A new Assembly tab will open with Overview and Constructs nested tabs. Then create bins or spacers to add your sequences to. To create bins or spacers and add sequences:
- Click the + icon next to Bins & Spacers. Spacers can only be added next to bins where primers are used to amplify a fragment.
- Next to a bin, click the + icon and select your method for adding sequences. You can add open sequences, search for sequences using global search filters, or add sequences from a worklist. This opens a modal where you can interact with the sequence, linear, or plasmid maps.
- In the modal, confirm the start and end site you wish to use for the assembly and the orientation. Select preferred primers, if needed.
- Make adjustments to any other sequences in the bin, then click Add.
- Repeat the steps above for additional sequences.
Tip: You can add and edit sequences directly in the Fragments table. View a sequence in the table by clicking the row number and clicking Edit fragment.
Using existing primer oligos
If you’re performing an assembly with primers to model PCR amplification, you can use primers you've already created as oligos. You can search for and select oligos in the Fragments table which has two optional columns for 3' and 5' preferred primers. You can specify one forward and reverse primer for a given fragment.
If you add preferred primers, Benchling tries to use them to amplify the fragment and model the cloning reaction. If you don't add any preferred primers, primers are designed for you where relevant.
If the preferred primers you selected can’t be used – for example, the primer doesn't bind your fragment, introduce the appropriate cut site, or meet your melting temperature parameters – new primers are designed as part of the assembly and a warning displays. In some cases, your preferred primers might be used in one construct and new primers are designed for another. You can review the status of your primers during confirmation of your constructs.

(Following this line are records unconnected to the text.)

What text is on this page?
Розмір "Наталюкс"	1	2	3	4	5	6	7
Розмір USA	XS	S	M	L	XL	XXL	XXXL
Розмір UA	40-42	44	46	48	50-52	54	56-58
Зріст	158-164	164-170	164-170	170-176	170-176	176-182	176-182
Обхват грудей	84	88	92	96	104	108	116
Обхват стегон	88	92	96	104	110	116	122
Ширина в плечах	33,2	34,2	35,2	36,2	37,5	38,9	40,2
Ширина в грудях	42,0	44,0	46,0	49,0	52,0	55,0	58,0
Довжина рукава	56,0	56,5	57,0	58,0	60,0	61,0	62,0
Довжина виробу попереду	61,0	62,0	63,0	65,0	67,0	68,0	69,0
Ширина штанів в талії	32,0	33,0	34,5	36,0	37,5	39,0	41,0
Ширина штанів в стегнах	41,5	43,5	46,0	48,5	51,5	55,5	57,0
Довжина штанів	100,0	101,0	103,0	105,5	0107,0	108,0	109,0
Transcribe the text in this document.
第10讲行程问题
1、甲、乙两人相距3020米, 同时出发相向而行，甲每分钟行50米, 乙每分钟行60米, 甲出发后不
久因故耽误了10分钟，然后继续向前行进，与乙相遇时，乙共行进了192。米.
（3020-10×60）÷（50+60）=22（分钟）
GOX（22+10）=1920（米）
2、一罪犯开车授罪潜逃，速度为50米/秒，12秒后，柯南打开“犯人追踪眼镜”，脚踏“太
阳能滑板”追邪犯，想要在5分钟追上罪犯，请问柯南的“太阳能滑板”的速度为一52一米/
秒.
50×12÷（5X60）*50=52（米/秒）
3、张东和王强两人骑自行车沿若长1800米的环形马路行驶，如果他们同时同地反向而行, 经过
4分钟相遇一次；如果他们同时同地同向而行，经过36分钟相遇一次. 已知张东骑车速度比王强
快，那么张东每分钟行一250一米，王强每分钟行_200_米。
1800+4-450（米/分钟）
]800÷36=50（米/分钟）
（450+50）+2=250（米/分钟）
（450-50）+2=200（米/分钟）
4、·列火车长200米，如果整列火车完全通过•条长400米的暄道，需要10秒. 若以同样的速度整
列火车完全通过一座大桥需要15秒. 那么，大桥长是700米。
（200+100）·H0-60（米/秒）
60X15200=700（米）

Review and finalize your constructs
After selecting your fragments, you will:
- Specify your constructs
- Confirm your construct and resolve errors
- Finalize and save your construct
Specify your constructs
You can specify your constructs two ways:
- Manually add rows and select your combination of fragments from the Constructs table.
- Click Auto-populate in the Constructs table to generate all possible combinations of fragments.
To delete constructs, right-click the row number in the Constructs table and select Delete construct. If any constructs produce a warning or are invalid, error messages display in the Status column. These need to be resolved before finalizing your construct.
Confirm your construct and resolve errors
After selecting your constructs in the table, click the Constructs tab to preview them. View the construct, its bases, and its annotations in more detail by clicking the diagonal arrows to expand the construct in a modal. If your assembly method involves primers, open the Primers tab to view the primers and their properties designed or used in the assembly.
Finalize and save your construct
To finalize your constructs:
- Click Assemble in the top-right corner.
- In the pop-up window, select a folder to save the constructs and primers associated with the assembly.
- [Optional] Add components of the assembly to worklists. New DNA sequences and primers, where relevant, are created for each construct once finalized.
- Click Assemble in the pop-up window to save the files. You can access constructs and primers in the project or folder they were saved in and directly from the assembly, which is maintained as a record in Benchling.